Adios, Amigo! Popular Gossip Blogger Gets the Boot From his Web Host
Perezhilton.com gets dumped after allegations of copyright infringement.
June 22, 2007 -- Perez Hilton, the popular blogger who puts celebrities in the limelight, is getting a taste of his own medicine.
Hilton, less commonly known by his given name, Mario Lavandeira, is the target of several lawsuits alleging that his Web site, Perezhilton.com, routinely posts photos he does not have legal permission to use.
According to Variety, the site was taken offline two days ago by its host, Crucial Paradigm, after the host reportedly received warnings from angry photo agencies irked by the unapproved use of their images.
"He has been fully aware that he has been infringing on our photos," said Brandy Navarre, co-owner of X17, one of the celebrity photo agencies suing Lavandeira, or Hilton, as he's known by his many followers in the blogosphere. "This is just how he decides to do his work."
In addition to X17, five other photo agencies have come together to file a lawsuit against Hilton for illegally using their images.
'Hollywood's Most Hated Web Site'
The Perez Hilton blog, self-proclaimed as "Hollywood's most hated Web site," combines photographs, videos and articles about celebrities ranging from Nicole Richie to Christina Aguilera. Hilton regularly marks the images digitally, writing phrases such as "I'm still mad" on a photo of Isaiah Washington, who was recently fired from the hit show "Grey's Anatomy," and "on the mend" on a photo of under-the-weather late-night host Jimmy Kimmel.
The four lawsuits, which include at least six photo agencies, allege that many times these images are used on sites without consent and posted illegally without compensating the companies who own the rights to the photos.
Perez Hilton was unavailable for personal comment but sent the following statement to ABC News through Matt Lum, the director of technology for Perezhilton.com.
"Perezhilton.com stands by its commitment to protect the freedom of people to transform content on the Internet for the purpose of commentary and satire and unquestionably believes that it comports with the fair use exception," Lum said. "Threats, intimidation and lawsuits to try to restrict First Amendment rights should not be tolerated as a substitute for judicial determination of fair use."
Sara Edelman, a partner at the New York-based law firm of David & Gilbert, which specializes in copyright law, said the fair use doctrine that Lum referred to allows people to take other people's work only to expand on it, to use it as a springboard for commentary or to make a statement about the underlying work.
She said that just marking a photograph digitally, as Hilton did on his site, did not come under fair use.
"Even if you just change the photograph a bit it wouldn't immunize you from copyright infringement," Edelman said.
Fair Use Doctrine
Edelman said there are four factors that courts consider when evaluating whether the fair use doctrine applies but added that such an analysis is very subjective.

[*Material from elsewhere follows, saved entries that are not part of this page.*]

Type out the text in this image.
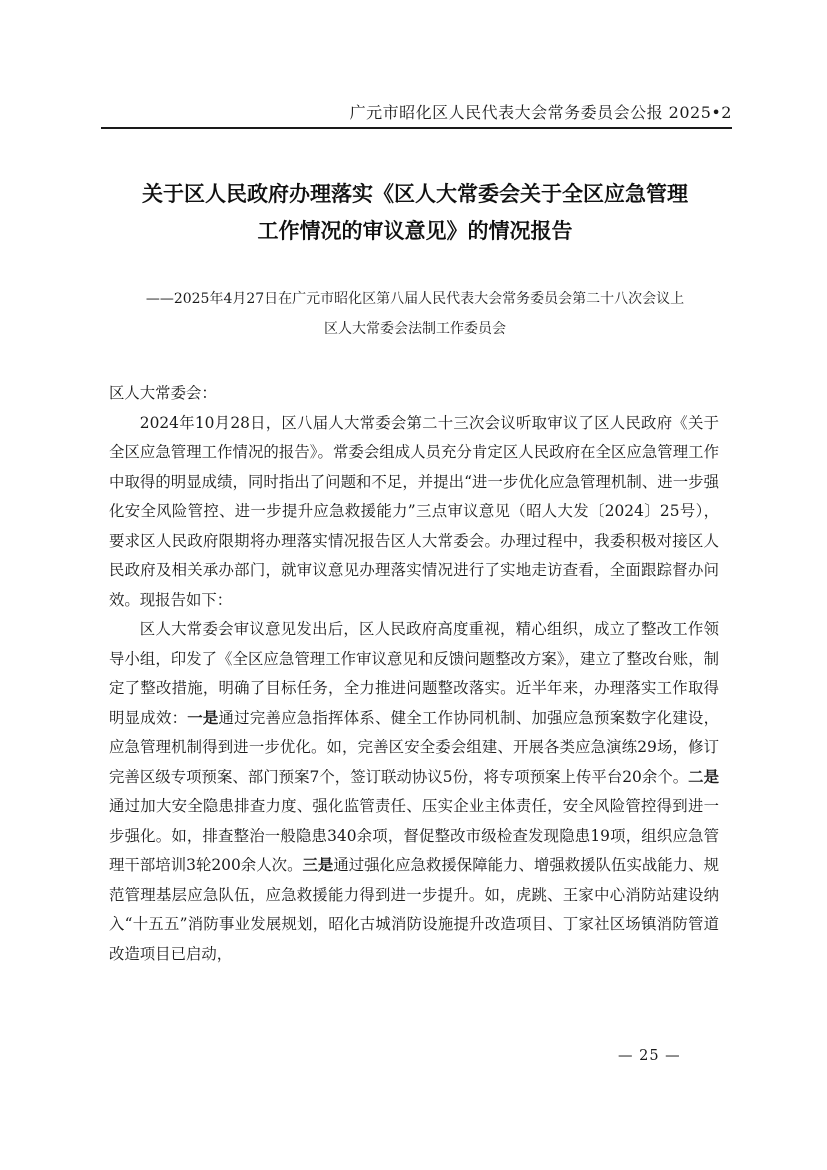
广元市昭化区人民代表大会常务委员会公报 2025•2
关于区人民政府办理落实《区人大常委会关于全区应急管理
工作情况的审议意见》的情况报告
——2025年4月27日在广元市昭化区第八届人民代表大会常务委员会第二十八次会议上
区人大常委会法制工作委员会

区人大常委会：

2024年10月28日，区八届人大常委会第二十三次会议听取审议了区人民政府《关于全区应急管理工作情况的报告》。常委会组成人员充分肯定区人民政府在全区应急管理工作中取得的明显成绩，同时指出了问题和不足，并提出“进一步优化应急管理机制、进一步强化安全风险管控、进一步提升应急救援能力”三点审议意见（昭人大发〔2024〕25号），要求区人民政府限期将办理落实情况报告区人大常委会。办理过程中，我委积极对接区人民政府及相关承办部门，就审议意见办理落实情况进行了实地走访查看，全面跟踪督办问效。现报告如下：

区人大常委会审议意见发出后，区人民政府高度重视，精心组织，成立了整改工作领导小组，印发了《全区应急管理工作审议意见和反馈问题整改方案》，建立了整改台账，制定了整改措施，明确了目标任务，全力推进问题整改落实。近半年来，办理落实工作取得明显成效：一是通过完善应急指挥体系、健全工作协同机制、加强应急预案数字化建设，应急管理机制得到进一步优化。如，完善区安全委会组建、开展各类应急演练29场，修订完善区级专项预案、部门预案7个，签订联动协议5份，将专项预案上传平台20余个。二是通过加大安全隐患排查力度、强化监管责任、压实企业主体责任，安全风险管控得到进一步强化。如，排查整治一般隐患340余项，督促整改市级检查发现隐患19项，组织应急管理干部培训3轮200余人次。三是通过强化应急救援保障能力、增强救援队伍实战能力、规范管理基层应急队伍，应急救援能力得到进一步提升。如，虎跳、王家中心消防站建设纳入“十五五”消防事业发展规划，昭化古城消防设施提升改造项目、丁家社区场镇消防管道改造项目已启动，

— 25 —
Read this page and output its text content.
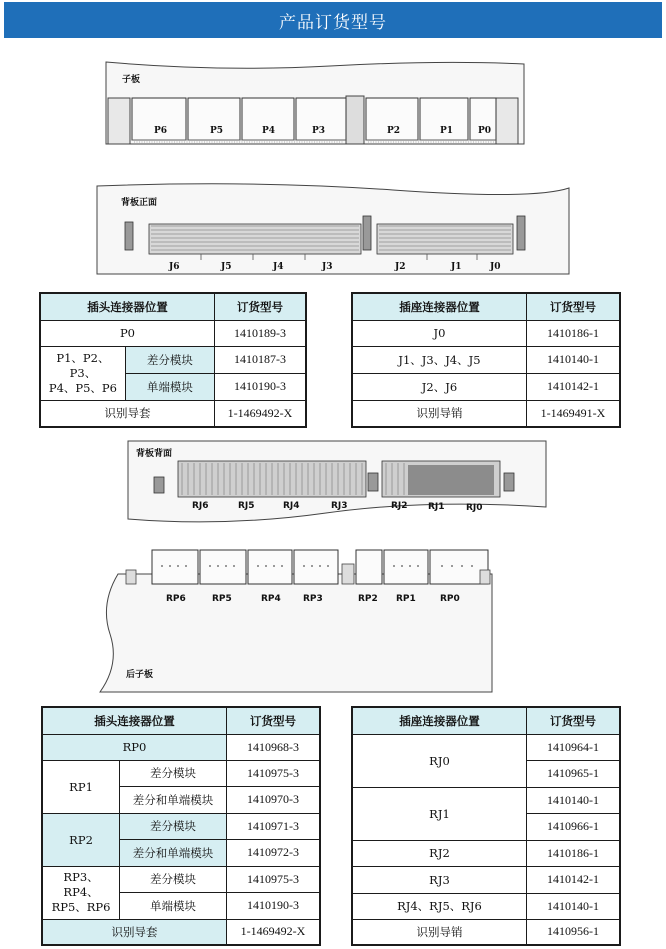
产品订货型号
子板
P6	P5	P4	P3	P2	P1	P0
背板正面
J6	J5	J4	J3	J2	J1	J0
插头连接器位置		订货型号
P0		1410189-3

P1、P2、P3、
P4、P5、P6	差分模块	1410187-3
	单端模块	1410190-3
识别导套		1-1469492-X
插座连接器位置	订货型号
J0	1410186-1
J1、J3、J4、J5	1410140-1
J2、J6	1410142-1
识别导销	1-1469491-X
背板背面
RJ6	RJ5	RJ4	RJ3	RJ2 RJ1 RJ0
RP6	RP5	RP4 RP3	RP2 RP1	RP0
后子板
插头连接器位置		订货型号
RP0		1410968-3
RP1	差分模块	1410975-3
	差分和单端模块	1410970-3
RP2	差分模块	1410971-3
	差分和单端模块	1410972-3

RP3、RP4、
RP5、RP6	差分模块	1410975-3
	单端模块	1410190-3
识别导套		1-1469492-X
插座连接器位置	订货型号
RJ0	1410964-1
	1410965-1
RJ1	1410140-1
	1410966-1
RJ2	1410186-1
RJ3	1410142-1
RJ4、RJ5、RJ6	1410140-1
识别导销	1410956-1
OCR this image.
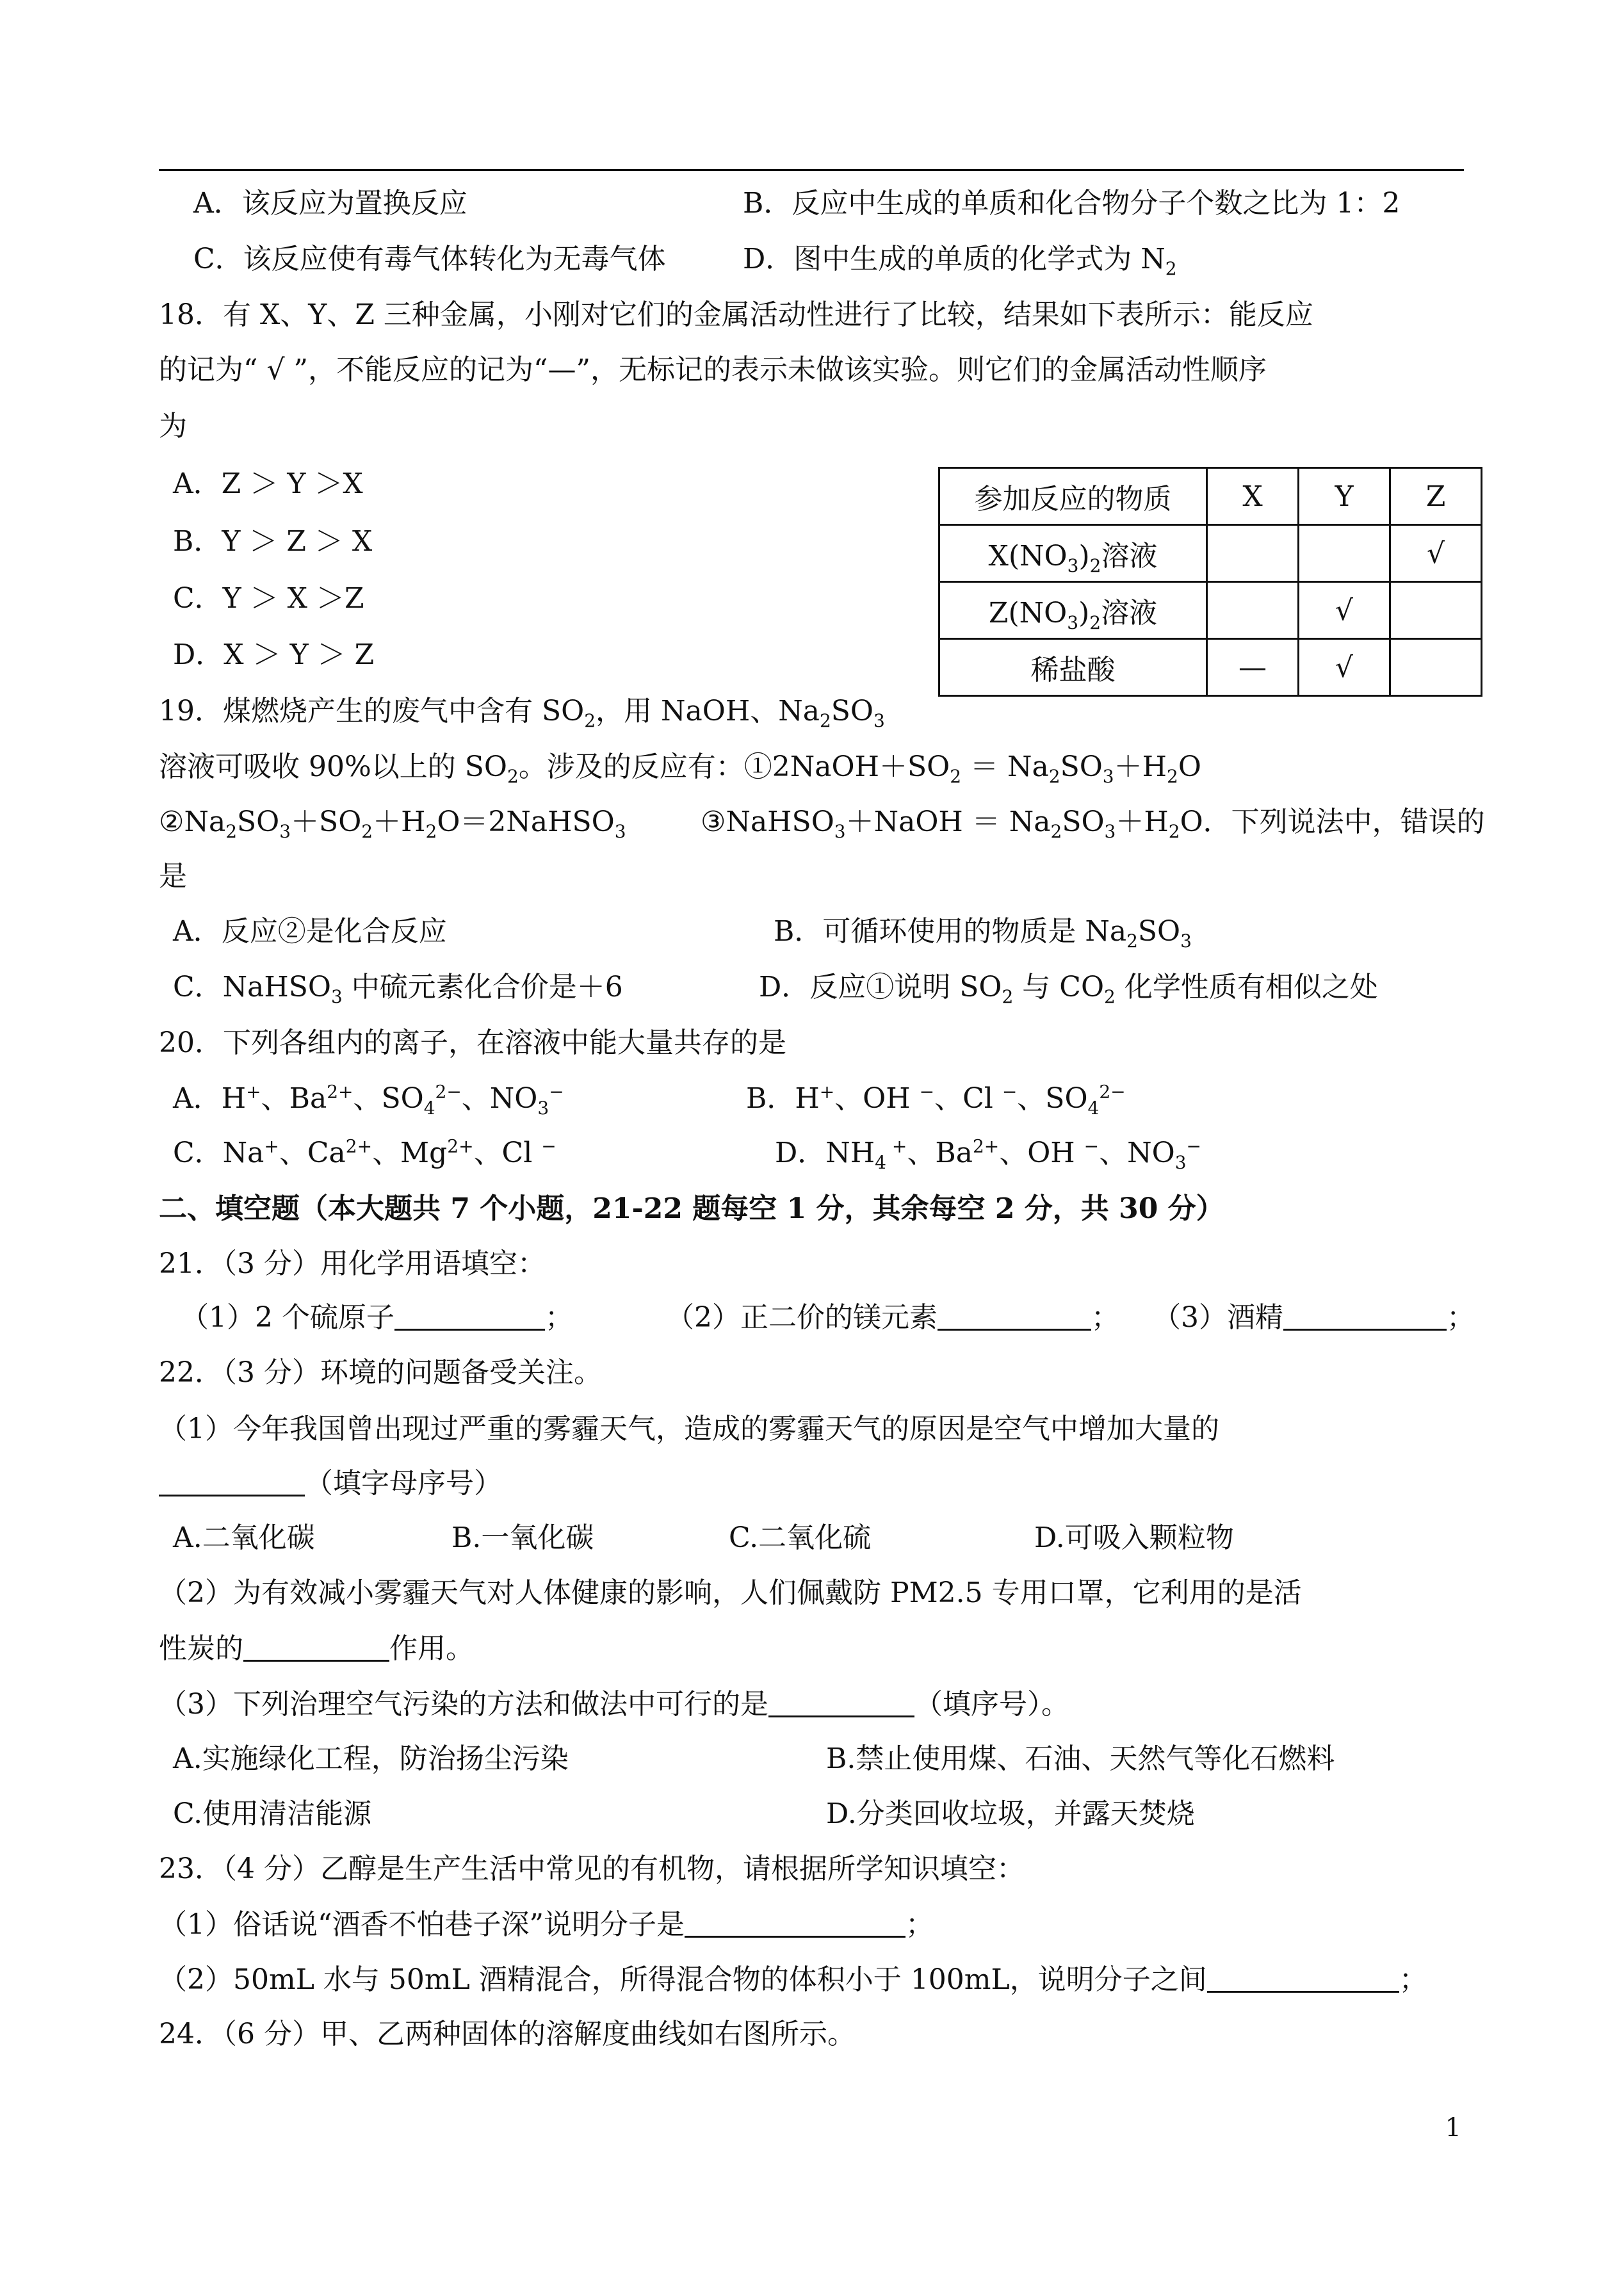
A．该反应为置换反应	B．反应中生成的单质和化合物分子个数之比为 1：2
C．该反应使有毒气体转化为无毒气体	D．图中生成的单质的化学式为 $N_2$
18．有 X、Y、Z 三种金属，小刚对它们的金属活动性进行了比较，结果如下表所示：能反应
的记为“ √ ”，不能反应的记为“—”，无标记的表示未做该实验。则它们的金属活动性顺序
为
A．Z ＞ Y ＞X
B．Y ＞ Z ＞ X
C．Y ＞ X ＞Z
D．X ＞ Y ＞ Z
参加反应的物质	X	Y	Z
$X(NO_3)_2$溶液			√
$Z(NO_3)_2$溶液		√	
稀盐酸	—	√	
19．煤燃烧产生的废气中含有 $SO_2$，用 NaOH、$Na_2SO_3$
溶液可吸收 90%以上的 $SO_2$。涉及的反应有：$①2NaOH+SO_2 = Na_2SO_3+H_2O$
$②Na_2SO_3+SO_2+H_2O=2NaHSO_3$	③NaHSO$_3$＋NaOH ＝ $Na_2SO_3+H_2O$．下列说法中，错误的
是
A．反应②是化合反应	B．可循环使用的物质是 $Na_2SO_3$
C．NaHSO$_3$ 中硫元素化合价是＋6	D．反应①说明 $SO_2$ 与 $CO_2$ 化学性质有相似之处
20．下列各组内的离子，在溶液中能大量共存的是
A．H+、$Ba^{2+}$、$SO_4^{2-}$、$NO_3^-$	B．H+、OH −、Cl −、$SO_4^{2-}$
C．Na+、$Ca^{2+}$、$Mg^{2+}$、Cl −	D．$NH_4$ +、$Ba^{2+}$、OH −、$NO_3^-$
二、填空题（本大题共 7 个小题，21-22 题每空 1 分，其余每空 2 分，共 30 分）
21．（3 分）用化学用语填空：
（1）2 个硫原子	；	（2）正二价的镁元素	； （3）酒精	；
22．（3 分）环境的问题备受关注。
（1）今年我国曾出现过严重的雾霾天气，造成的雾霾天气的原因是空气中增加大量的
（填字母序号）
A.二氧化碳	B.一氧化碳	C.二氧化硫	D.可吸入颗粒物
（2）为有效减小雾霾天气对人体健康的影响，人们佩戴防 PM2.5 专用口罩，它利用的是活
性炭的	作用。
（3）下列治理空气污染的方法和做法中可行的是	（填序号）。
A.实施绿化工程，防治扬尘污染	B.禁止使用煤、石油、天然气等化石燃料
C.使用清洁能源	D.分类回收垃圾，并露天焚烧
23．（4 分）乙醇是生产生活中常见的有机物，请根据所学知识填空：
（1）俗话说“酒香不怕巷子深”说明分子是	；
（2）50mL 水与 50mL 酒精混合，所得混合物的体积小于 100mL，说明分子之间	；
24．（6 分）甲、乙两种固体的溶解度曲线如右图所示。
1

Courts look at the way in which the image is used -- for commentary, analysis or otherwise -- and also consider the nature of the copyrighted work to evaluate whether it is a factual or creative expression and whether it has been published. The court will also consider the amount of copyrighted work that is being used, as well as any potential economic effect on the owner.
"This is about any creative commercial enterprise out there that is trying to make a living on the Internet," said Peter Kaufman, co-council on a pending lawsuit against Hilton that includes five agencies. "What [Hilton] is in effect doing is taking the audience that would otherwise go to my clients -- the people who buy these photographs from my clients -- and taking the money when they sell the ad space."
Navarre said Hilton was using X17's images illegally as recently as yesterday, when the company sent an e-mail ordering him to take down an image he posted of Nicole Richie. She told ABC News that Hilton removed the image but allegedly replaced it with yet another image taken by X17.
"He took it out, switched it out for another photo, which was still ours, and they switch it out to someone else who is probably one of our competitors or paparazzi," Navarre said.
Celebrity Images Key
Images of celebrities are the focal points of many blogs and are often the lure that brings readers to a particular site, according to Lisa Timmons, the editor of gossip blog Socialitelife.com.
"The numbers tell you page views are coming from photo posts," Timmons said. "Those are the things that are getting the readers to your site and the most money with advertisers."
What differs site to site, however, is how these images are obtained. While it may be easy to lift images from different sites without permission, Timmons believes most bloggers do it the right way. And if they don't, Timmons suspects they will be when they get word of Hilton's legal troubles.
"I think it's pretty shortsighted to say that you don't want to give photographers any credit for their work," Timmons said. "You might as well just pay the people who are out there breaking their necks to get those photos."